Sam Sledge: I don’t know if we’re the best people to ask in terms of is a holding privates back from putting more rigs to work? That said, we think it could have many minimal to no effect on the activity that we already have planned into the year. And I think a lot of that is due to our customer base. Look, we’ve got – I’m biased for obvious reasons. But I think we’ve got the best Permian customer base out there. There’s maybe one or two others that we’re not working for that we’re working on. But I think we’ve got the who’s who the Permian basin that are the smartest, most sophisticated, best planners with the best infrastructure. So we don’t have any indication right now that tells us that it should affect our – it will affect our activity. Things like that will affect our activity for the balance of the year.

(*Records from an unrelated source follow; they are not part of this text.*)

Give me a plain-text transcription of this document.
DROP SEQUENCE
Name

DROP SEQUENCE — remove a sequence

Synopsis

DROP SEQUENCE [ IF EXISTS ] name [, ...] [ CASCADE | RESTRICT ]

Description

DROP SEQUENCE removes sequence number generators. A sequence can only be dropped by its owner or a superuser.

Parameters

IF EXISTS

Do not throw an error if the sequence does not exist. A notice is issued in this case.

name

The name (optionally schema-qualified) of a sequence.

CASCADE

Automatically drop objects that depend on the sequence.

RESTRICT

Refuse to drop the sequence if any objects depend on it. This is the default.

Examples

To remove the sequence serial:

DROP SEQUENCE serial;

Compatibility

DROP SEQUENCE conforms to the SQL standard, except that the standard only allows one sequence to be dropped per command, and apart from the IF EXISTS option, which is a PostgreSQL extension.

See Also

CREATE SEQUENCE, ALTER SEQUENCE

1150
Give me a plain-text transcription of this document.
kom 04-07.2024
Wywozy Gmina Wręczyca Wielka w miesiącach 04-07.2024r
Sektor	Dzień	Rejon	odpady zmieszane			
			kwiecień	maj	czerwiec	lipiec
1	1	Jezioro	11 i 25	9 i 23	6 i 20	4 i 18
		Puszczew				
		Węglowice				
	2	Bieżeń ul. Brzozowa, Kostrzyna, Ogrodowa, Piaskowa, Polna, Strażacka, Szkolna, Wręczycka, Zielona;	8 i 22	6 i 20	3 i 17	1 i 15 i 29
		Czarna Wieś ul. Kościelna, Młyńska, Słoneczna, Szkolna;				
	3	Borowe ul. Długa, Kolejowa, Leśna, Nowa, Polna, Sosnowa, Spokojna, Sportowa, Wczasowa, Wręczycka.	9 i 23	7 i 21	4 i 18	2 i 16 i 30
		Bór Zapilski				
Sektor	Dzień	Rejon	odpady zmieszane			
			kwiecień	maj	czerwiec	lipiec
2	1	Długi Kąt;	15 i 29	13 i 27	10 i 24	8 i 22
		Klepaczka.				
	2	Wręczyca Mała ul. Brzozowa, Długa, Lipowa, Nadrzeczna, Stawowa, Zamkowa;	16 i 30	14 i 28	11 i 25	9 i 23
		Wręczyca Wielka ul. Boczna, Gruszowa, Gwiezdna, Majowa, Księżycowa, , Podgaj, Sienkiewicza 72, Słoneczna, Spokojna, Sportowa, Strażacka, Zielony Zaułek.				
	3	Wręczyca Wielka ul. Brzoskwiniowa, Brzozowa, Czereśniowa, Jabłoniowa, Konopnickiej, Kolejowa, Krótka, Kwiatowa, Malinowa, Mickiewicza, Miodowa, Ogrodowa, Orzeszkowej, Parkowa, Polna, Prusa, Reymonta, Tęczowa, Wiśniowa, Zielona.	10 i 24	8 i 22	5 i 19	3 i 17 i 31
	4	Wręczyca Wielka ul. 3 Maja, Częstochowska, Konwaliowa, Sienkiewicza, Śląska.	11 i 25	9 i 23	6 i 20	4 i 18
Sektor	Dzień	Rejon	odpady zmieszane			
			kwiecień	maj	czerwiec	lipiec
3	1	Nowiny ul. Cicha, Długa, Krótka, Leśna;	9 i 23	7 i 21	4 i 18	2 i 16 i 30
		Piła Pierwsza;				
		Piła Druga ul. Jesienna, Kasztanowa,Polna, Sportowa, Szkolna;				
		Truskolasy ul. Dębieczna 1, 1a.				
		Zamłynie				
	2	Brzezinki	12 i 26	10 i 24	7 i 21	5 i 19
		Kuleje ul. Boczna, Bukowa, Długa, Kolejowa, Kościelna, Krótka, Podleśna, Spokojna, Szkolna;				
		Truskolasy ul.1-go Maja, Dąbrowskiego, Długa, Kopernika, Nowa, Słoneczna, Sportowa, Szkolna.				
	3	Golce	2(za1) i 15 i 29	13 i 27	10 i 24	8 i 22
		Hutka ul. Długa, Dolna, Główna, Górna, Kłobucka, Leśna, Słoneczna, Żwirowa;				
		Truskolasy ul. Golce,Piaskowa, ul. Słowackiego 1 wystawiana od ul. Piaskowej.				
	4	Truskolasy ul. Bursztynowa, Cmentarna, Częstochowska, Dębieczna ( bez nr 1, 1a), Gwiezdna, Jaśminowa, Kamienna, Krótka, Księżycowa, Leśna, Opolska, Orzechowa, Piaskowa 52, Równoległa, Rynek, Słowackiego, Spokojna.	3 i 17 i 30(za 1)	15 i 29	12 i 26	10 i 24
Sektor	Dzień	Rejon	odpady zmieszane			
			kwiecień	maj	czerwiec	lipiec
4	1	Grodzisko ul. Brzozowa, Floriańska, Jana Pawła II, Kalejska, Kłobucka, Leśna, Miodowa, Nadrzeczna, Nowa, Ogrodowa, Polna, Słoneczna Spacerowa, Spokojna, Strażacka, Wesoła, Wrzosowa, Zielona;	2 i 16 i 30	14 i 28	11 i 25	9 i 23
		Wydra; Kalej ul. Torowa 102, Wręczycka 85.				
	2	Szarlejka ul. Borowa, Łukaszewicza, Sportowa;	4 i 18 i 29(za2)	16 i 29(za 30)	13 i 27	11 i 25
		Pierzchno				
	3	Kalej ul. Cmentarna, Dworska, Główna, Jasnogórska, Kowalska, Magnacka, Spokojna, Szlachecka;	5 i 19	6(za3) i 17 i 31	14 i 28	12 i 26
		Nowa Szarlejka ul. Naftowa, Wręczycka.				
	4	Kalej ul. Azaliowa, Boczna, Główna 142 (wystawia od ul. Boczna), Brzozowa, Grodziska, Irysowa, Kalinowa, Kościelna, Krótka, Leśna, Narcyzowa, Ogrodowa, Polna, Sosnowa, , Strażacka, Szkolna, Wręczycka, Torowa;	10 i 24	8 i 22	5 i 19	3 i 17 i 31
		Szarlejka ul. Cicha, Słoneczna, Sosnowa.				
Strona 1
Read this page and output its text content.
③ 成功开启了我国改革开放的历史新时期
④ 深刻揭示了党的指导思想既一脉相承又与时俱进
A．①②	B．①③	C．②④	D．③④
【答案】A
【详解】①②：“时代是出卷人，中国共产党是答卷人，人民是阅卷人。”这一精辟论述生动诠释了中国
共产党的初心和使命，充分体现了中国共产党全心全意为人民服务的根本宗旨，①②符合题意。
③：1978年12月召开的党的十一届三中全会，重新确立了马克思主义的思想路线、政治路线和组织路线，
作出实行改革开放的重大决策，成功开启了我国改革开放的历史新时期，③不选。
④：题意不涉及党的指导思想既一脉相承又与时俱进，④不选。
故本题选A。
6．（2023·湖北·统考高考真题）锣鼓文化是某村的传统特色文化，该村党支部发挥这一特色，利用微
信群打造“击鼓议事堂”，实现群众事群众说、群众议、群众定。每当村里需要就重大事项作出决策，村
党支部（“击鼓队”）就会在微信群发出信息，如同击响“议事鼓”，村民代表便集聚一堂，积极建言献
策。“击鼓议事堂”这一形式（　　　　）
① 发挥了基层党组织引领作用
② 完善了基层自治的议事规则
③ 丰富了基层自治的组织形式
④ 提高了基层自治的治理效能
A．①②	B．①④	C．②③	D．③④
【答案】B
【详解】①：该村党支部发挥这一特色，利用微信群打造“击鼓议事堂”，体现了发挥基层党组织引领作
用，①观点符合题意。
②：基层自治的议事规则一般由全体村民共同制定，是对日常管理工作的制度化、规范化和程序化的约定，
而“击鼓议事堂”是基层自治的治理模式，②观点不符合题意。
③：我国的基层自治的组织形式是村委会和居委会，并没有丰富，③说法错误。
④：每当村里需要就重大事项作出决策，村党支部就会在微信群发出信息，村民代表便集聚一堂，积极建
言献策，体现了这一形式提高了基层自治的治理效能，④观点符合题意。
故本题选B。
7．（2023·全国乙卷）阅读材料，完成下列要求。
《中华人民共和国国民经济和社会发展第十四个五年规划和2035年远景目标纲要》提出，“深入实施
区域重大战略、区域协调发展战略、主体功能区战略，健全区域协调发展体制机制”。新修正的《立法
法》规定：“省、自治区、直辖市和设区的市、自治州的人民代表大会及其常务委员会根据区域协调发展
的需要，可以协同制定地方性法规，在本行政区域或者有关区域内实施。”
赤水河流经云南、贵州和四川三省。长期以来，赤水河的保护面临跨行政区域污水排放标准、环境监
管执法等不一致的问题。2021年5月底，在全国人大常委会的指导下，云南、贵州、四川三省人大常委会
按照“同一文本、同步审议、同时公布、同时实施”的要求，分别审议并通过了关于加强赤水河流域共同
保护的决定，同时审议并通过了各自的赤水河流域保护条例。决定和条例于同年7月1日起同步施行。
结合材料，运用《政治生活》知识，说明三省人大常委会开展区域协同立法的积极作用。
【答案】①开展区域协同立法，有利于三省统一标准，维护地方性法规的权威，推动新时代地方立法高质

Scott Gruber: Got it. Thanks, Sam. Appreciate the color.

Operator: Thank you. The next question comes from Jeffrey LeBlanc with TPH. Please go ahead.

Jeffrey LeBlanc: Good morning, Sam and team. Thank you for taking my question. One question I had was, could you provide any color on Simul-Frac operations as you continue to deploy e-fleets? Thank you.

Sam Sledge: Yes, good question. We’ve been heavily involved in Simul-Frac dating back to what was it early 2020 – 2021, yes. So we’ve got a great history at that operation and a really good track record. I think Simul-Frac and e-fleets do pair really well together because of kind of the power and horsepower density you’re able to generate, that said. I mean, as we look at it right now, we have a mix of both just regular zipper operations and Simul-Frac operations in our FORCE fleets. I think, naturally, as E&P space continues to consolidate, it enables more things like Simul-Frac. So maybe there’s a little bit more of it in the future, but it’s not anything, I think, massive swings in the job type across our portfolio or the sector.

Jeffrey LeBlanc: Thank you very much. I’ll hand the call back to the operator.

Operator: Thank you. The next question comes from Blake McLean with Daniel Energy Partners. Please go ahead.

Blake McLean: Hey, good morning, you all.

Sam Sledge: Good morning, Blake.

David Schorlemer: Good morning, Blake.

Blake McLean: Hey, a lot of good questions already asked. I’ve just got one. I was hoping to get maybe a little bit of color on R&M going forward. E-fleets generally characterize as having lower care and maintenance. I was hoping you could maybe provide a little context around kind of Tier 2 versus Tier 4 versus electric on that metric and maybe quantify some of the range of savings you might see between.

David Schorlemer: Yes. Blake, this is David. I think right now our maintenance overhead allocation is about 60% lower for the e-fleets. That gives you a sense of some of the lower capital intensity and operational intensity that exists. I think, as Sam mentioned, we’d like to take a bit more time as we roll these fleets out. We’ve got three of them operating today, one of which is only a week into their operations. We’ve got another one going out in June. So we’ll have more data to share on that, but I think overall, we’re looking at, 40% to 50% lower OpEx and much lower capital intensity for those fleets going forward.

Sam Sledge: Yes. The mechanics are looking for things to do.

Blake McLean: Good stuff. All right. Well, thank you all. Thank you all very much. Great quarter.

Sam Sledge: Thanks, Blake.

Operator: Thank you. This concludes our question-and-answer session. I would now like to hand the call back to Sam Sledge for closing remarks.

Sam Sledge: Thanks, everyone, for joining us today, and we hope to talk to you again soon.

Operator: The conference has now concluded. Thank you for your participation. You may now disconnect your lines.